Depois do ex-governador do Estado, Silval Barbosa (PMDB), a Comissão Parlamentar de Inquérito (CPI) da Renúncia e da Sonegação Fiscal vai ouvir o empresário João Batista Rosa, nesta quinta-feira (8). Rosa é o delator da Operação Sodoma, que resultou na prisão do peemedebista.

Em sua delação, João Batista, sócio proprietário do Grupo Tractor Parts, revelou ter pago propina de R$ 2,5 milhões ao grupo que era, segundo ele, chefiado por Silval Barbosa, mas tendo o ex-secretários de Indústria e Comércio do Estado Pedro Nadaf, à frente das cobranças e até "intimidações" para que ele continuasse efetuando as parcelas da propina.

Na época dos fatos Nadf era o secretário de Estado da Indústria e Comércio, Minas e Energia (Sicme), a quem cabia a viabilização do beneficio de incentivos ficais. Conforme relata o Ministério Público, desde meados de 2006 as empresas de João Batista enfrentavam dificuldades burocráticas, impostas pela Sefaz/MT, para se beneficiar de crédito de ICMS, acumulados em operações de vendas e transferências interestaduais de mercadorias, no valor aproximado de R$ 2,6 milhões.

Foi então que ele procurou Pedro Nadaf dizendo que possuía o tal crédito de ICMS e pediu auxílio ao então secretário para o recebimento do crédito e também solicitou a concessão do benefício do Prodeic. Suas empresas passaram a receber os benefícios do Prodeic, usufruindo de redução da base de cálculo de ICMS na aquisição de mercadorias, mas para a obtenção do benefício, foi obrigado desistir do crédito de ICMS. Em seguida, passou a ser assediado, quando lhe foi exigido que o mesmo auxiliasse no pagamento de dívidas de campanha, ao grupo político do então governador Silval no valor de aproximadamente R$ 2 milhões.

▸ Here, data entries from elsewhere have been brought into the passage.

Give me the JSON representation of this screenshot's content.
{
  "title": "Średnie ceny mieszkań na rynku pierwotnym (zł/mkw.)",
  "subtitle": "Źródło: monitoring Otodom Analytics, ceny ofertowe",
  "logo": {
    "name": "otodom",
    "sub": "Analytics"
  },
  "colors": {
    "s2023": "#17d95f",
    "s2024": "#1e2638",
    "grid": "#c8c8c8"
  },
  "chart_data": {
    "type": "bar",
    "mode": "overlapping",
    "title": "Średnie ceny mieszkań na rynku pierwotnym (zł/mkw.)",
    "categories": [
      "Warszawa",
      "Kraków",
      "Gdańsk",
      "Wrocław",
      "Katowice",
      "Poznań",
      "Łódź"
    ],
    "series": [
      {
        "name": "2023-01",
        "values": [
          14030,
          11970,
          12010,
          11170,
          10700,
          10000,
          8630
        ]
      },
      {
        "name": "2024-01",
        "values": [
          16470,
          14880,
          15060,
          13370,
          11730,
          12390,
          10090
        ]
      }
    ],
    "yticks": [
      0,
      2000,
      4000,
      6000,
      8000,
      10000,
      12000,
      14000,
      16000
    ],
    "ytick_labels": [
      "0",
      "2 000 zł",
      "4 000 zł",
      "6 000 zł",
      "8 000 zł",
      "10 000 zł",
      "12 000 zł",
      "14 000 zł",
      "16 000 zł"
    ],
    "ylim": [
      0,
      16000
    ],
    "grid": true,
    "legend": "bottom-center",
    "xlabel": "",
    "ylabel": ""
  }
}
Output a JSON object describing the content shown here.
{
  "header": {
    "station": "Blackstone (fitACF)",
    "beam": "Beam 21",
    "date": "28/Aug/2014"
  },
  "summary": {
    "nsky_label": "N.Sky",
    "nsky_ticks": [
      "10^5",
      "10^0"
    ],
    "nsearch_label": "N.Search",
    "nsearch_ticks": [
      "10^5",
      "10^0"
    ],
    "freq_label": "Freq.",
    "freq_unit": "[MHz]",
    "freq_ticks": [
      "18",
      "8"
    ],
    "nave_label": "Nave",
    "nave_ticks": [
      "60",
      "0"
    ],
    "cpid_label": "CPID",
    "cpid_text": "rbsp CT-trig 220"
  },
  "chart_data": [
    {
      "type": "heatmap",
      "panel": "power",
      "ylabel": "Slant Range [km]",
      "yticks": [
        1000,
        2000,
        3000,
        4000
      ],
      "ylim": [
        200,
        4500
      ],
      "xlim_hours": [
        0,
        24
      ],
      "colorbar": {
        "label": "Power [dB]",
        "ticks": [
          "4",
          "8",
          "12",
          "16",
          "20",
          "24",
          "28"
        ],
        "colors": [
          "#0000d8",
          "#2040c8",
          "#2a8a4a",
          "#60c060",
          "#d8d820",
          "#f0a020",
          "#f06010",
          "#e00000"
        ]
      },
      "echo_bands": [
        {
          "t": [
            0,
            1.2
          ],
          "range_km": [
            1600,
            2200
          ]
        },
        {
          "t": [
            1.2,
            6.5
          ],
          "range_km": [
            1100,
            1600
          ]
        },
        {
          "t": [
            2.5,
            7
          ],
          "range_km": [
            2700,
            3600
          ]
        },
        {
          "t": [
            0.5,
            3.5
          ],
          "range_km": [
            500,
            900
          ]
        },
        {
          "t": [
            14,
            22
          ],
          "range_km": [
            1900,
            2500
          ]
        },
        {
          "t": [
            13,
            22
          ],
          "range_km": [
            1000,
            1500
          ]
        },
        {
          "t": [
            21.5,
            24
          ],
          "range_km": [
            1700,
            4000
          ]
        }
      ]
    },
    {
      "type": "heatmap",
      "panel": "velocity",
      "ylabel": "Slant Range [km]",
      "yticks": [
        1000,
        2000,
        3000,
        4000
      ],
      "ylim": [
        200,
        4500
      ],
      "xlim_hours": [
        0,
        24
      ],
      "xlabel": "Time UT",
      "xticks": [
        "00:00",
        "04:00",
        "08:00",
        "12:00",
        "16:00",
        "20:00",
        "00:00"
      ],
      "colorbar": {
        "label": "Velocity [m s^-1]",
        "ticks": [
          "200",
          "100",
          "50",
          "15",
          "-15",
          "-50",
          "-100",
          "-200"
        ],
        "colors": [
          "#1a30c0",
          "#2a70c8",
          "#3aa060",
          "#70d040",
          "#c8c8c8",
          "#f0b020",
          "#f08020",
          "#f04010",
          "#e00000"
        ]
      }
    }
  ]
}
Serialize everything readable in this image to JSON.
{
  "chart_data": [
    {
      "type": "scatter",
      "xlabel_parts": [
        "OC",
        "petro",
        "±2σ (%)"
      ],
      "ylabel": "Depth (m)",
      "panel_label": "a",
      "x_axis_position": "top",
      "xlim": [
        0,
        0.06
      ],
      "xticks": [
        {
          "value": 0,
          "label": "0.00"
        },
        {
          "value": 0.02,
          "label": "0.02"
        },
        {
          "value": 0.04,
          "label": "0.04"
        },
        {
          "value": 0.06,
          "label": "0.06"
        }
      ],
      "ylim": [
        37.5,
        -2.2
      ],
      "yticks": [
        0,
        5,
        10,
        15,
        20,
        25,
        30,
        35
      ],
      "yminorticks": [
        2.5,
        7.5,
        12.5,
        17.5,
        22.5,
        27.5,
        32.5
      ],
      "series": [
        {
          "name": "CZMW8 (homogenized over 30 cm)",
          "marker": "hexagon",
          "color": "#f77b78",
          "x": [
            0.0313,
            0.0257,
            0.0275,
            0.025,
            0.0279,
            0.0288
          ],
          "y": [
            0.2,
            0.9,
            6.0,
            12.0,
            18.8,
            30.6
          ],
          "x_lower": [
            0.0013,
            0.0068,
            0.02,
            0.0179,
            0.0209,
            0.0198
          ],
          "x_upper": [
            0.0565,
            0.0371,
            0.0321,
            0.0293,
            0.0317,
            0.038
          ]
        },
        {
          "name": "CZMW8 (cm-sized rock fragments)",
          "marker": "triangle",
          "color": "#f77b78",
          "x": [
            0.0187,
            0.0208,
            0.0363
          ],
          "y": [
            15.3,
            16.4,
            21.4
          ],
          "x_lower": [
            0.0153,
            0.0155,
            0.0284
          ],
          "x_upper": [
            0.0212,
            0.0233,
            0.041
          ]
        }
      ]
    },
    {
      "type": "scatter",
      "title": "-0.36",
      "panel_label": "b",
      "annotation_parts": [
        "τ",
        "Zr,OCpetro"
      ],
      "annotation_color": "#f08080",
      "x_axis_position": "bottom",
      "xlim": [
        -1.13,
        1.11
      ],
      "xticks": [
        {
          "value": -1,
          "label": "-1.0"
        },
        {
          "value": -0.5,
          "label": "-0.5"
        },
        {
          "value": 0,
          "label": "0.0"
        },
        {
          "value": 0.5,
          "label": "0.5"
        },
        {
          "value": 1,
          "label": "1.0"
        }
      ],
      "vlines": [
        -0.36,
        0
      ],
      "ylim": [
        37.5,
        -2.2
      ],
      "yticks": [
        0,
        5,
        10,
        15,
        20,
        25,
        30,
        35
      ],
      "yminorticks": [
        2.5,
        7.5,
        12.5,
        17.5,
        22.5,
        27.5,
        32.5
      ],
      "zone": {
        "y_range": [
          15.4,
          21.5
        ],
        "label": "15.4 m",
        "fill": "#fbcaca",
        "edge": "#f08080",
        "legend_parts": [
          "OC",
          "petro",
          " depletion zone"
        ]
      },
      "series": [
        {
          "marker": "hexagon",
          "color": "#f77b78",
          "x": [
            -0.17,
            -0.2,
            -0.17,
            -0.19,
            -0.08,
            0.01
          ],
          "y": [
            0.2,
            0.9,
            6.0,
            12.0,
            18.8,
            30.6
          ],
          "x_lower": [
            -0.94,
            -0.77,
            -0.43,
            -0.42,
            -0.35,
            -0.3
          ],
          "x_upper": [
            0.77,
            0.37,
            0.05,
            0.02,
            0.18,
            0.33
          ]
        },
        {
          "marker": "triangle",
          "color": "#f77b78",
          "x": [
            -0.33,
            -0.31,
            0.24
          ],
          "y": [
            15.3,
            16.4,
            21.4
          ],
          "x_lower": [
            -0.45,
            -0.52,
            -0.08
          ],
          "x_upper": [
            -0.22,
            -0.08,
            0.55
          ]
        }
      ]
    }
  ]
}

O ex-governador Silval, os ex-secretários de Estado Pedro Nadaf (Casa Civil), Marcel Souza de Cursi (Sefaz), Francisco Andrade de Lima Filho (ex-procurador do Estado), Sílvio Cezar Corrêa Araújo (ex-assessor de Silval) e Karla Cecília de Oliveira Cintra (ex-assessora de Nadaf) foram denunciados e vão responder, caso a Justiça acate a denúncia, pelos crimes de constituição de organização criminosa, concussão, extorsão e lavagem de dinheiro.